There are stereotypes in favour of women in society, and I hold that those should be corrected. (Your example of rape and female-perpetuated abuse both fall into this category.) You're also wrong about a man's ability to adopt his child, btw. I'm not entirely certain about how parental rights play out in every case, but a father does have parental rights over his children, and is often able to adopt them if the mother choses to give them up. However, the man shouldn't have any influence of whether or not a pregnant women should be able to have an abortion. Say whatever you will, pregnancy carries the risk of serve health problems either immediately or later on down the line (this includes death, btw). It also permantly alters a woman's body--her hips and her breasts, specifically.

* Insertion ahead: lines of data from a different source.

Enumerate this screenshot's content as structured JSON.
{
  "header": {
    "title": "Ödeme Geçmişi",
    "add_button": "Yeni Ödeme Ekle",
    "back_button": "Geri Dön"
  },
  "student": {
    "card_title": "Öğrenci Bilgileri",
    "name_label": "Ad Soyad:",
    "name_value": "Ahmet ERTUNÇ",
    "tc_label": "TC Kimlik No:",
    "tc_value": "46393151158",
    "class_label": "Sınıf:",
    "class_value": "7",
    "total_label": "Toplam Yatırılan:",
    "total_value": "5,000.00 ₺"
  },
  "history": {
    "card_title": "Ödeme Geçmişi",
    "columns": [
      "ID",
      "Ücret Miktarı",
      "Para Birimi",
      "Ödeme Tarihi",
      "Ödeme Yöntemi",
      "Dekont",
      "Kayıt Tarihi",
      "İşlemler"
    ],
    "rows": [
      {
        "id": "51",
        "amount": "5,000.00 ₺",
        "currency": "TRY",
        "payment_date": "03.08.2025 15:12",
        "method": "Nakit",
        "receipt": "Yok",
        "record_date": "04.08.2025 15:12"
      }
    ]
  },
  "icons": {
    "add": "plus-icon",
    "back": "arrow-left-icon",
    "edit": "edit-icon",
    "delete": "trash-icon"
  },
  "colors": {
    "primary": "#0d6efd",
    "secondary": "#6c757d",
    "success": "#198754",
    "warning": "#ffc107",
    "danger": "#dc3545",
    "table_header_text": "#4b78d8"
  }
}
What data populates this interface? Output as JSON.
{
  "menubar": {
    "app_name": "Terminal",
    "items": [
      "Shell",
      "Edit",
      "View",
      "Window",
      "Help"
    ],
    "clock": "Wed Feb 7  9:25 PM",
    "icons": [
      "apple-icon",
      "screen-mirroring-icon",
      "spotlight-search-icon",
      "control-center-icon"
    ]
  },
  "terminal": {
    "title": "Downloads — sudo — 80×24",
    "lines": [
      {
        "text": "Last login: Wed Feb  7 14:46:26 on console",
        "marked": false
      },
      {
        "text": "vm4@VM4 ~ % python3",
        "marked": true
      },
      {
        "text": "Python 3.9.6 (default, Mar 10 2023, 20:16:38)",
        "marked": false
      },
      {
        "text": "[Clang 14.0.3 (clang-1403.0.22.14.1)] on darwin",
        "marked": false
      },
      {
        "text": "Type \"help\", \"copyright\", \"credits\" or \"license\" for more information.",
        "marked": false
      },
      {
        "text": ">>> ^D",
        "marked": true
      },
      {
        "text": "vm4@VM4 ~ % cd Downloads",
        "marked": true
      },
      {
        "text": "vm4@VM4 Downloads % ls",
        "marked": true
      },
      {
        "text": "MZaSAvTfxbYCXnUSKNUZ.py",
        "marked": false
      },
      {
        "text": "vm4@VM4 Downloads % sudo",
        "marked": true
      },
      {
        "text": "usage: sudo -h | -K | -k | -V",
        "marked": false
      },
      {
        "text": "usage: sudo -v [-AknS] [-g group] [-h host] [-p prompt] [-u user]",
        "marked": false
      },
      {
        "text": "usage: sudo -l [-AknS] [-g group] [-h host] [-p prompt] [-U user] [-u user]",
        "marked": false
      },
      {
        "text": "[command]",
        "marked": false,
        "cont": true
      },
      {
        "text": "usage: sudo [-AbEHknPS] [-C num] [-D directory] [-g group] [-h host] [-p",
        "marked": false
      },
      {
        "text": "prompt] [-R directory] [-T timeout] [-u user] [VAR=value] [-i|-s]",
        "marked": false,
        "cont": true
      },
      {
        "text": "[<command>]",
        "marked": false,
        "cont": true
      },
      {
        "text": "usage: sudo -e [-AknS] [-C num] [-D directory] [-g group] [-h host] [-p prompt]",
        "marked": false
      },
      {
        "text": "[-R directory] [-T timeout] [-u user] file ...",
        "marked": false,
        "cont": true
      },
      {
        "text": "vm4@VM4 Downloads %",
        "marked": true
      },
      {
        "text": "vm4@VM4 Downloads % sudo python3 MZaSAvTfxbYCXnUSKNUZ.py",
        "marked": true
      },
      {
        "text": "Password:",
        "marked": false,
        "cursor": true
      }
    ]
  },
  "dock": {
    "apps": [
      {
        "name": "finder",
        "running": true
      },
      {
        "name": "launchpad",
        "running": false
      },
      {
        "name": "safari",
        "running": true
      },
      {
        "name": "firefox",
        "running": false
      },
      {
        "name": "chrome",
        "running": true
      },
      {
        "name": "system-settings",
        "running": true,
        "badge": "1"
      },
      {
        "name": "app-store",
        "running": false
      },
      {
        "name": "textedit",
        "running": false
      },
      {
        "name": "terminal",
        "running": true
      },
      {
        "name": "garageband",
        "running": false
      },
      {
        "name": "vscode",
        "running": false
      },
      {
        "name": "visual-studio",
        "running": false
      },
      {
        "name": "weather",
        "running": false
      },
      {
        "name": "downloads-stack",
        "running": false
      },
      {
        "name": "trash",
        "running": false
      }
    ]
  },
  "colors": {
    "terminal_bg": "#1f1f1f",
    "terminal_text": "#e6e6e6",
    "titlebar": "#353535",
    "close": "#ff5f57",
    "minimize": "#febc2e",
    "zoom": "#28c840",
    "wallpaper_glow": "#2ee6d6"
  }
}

Should women be able to have a say over whether or not a man can have a vestecmy? Should she be able to compel him to have one against his will? Unless you're willing to say yes on the grounds that a man's ability to impregnant his partner warrants enough interest in his virility on her part to justify such a compulsion, I don't see how you can argue that a man's interest in having a child warrants a similar sort of compulsion. Women are not incubators, and men are not walking sacks of sperm whose distribution must be forcibly controlled.